In 1987 Apple approached Steve Case, then running Quantum Computer Services and the very successful QuantumLink online service for the Commodore 64, to develop a cheaper alternative to which AppleLink content could eventually be transferred. AppleLink Personal Edition ran atop Quantum's Stratus-based platform via Telenet and débuted first on the Apple II in May 1988, but Apple and Quantum squabbled over the future direction of the service and users complained about missing features that the "real" AppleLink had. (In addition, some of GE's code and protocols were allegedly used without permission, further souring the relationship.) Apple eventually paid off Quantum to get out of the contract and the Mac version as such was never released. Instead, Quantum used that money to finish the Mac client without the Apple branding but using the same underlying infrastructure, and in 1991 that client became part of Quantum's new America Online.

Although Apple had managed to cut AppleLink costs somewhat in the meantime, continued high expenditures eventually caused the company to open a new request for proposals, and in 1992 they went back to Quantum again which was now also called America Online. In return for Apple paying AOL royalties, Apple would receive a stake in the company and layer an AppleLink replacement on top of AOL's infrastructure that would additionally be offered to consumers. Due to Apple corporate turmoil the new online service, christened eWorld, didn't launch until June 1994 and ended up directly competing with other new and established ones like AOL itself, Delphi, CompuServe, Prodigy and, yes, GEnie. Apple had priced its hourly rates high to temper demand, but that ended up working too well, and they failed to even include it consistently with new Macs they sold. Apple eventually forced the issue by moving employees from AppleLink to eWorld to beef up traffic and, after Gil Amelio cancelled eWorld in March 1996, started migrating to Web-based intranet alternatives rather than move people back. AppleLink was finally shut down on March 31, 1997.
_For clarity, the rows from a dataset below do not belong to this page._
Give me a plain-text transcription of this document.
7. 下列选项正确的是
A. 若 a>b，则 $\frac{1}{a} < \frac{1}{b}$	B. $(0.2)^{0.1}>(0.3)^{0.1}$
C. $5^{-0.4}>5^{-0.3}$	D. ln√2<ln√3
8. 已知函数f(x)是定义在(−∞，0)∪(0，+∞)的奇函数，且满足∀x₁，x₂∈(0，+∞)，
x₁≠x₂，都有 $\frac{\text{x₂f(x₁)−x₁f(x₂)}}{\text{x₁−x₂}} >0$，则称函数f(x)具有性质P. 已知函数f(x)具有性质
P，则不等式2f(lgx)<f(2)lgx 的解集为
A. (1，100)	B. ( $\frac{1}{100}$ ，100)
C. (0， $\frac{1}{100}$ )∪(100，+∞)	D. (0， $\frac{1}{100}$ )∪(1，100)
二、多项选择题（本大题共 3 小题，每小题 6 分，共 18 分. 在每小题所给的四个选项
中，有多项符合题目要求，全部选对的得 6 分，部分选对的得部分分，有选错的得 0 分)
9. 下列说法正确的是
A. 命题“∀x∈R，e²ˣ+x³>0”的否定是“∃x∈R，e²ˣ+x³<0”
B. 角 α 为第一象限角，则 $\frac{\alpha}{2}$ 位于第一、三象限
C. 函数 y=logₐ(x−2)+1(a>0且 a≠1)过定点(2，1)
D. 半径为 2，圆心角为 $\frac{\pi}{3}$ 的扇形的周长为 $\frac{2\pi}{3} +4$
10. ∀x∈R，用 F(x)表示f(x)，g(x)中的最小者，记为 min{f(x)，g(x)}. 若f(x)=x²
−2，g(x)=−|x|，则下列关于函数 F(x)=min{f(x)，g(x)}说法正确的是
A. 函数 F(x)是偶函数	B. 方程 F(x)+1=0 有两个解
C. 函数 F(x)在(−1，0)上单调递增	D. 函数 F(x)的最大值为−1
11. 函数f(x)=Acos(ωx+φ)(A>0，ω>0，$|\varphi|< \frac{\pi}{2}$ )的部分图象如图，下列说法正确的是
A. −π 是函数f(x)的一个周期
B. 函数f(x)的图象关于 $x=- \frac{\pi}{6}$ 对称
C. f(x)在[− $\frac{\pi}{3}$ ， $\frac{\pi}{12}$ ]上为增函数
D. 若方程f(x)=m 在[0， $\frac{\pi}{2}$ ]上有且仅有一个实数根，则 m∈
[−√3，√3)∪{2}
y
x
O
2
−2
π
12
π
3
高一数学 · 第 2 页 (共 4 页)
As it happens, a similar process happened with GEIS. In April 1992 GE announced plans for BusinessTalk 2000, a repackaging of the service adding a Windows client to its Mac and DOS support, X.400 and X.500 message exchange, more online databases for access, and single seats starting as low as $279 (the site license increased to $30,000). By then, however, the growing Internet had started to erode customer interest in proprietary network products, especially GEIS' core Electronic Data Interchange services. GEnie, though still successful, suffered from a lack of expansion because it was only ever intended to use up excess computing capacity and GEIS' weakening revenue couldn't justify additional hardware. GEIS sold it off in 1996 as other clients started moving away from GE's proprietary services to Web-based alternatives (the screenshot above of the historical GEIS website comes from this remembrance). Both GEnie (under new owners Yovelle and later telecom IDT) and the Mark III network eventually succumbed to Y2K, as the GCOS version in use didn't handle it and it would have been too costly to move them to new platforms, and both shut down in December 1999. The majority of GEIS was reorganized as GXS (GE Global Exchange Services) in 2000, spun off in 2002, and subsequently bought out by OpenText in 2014.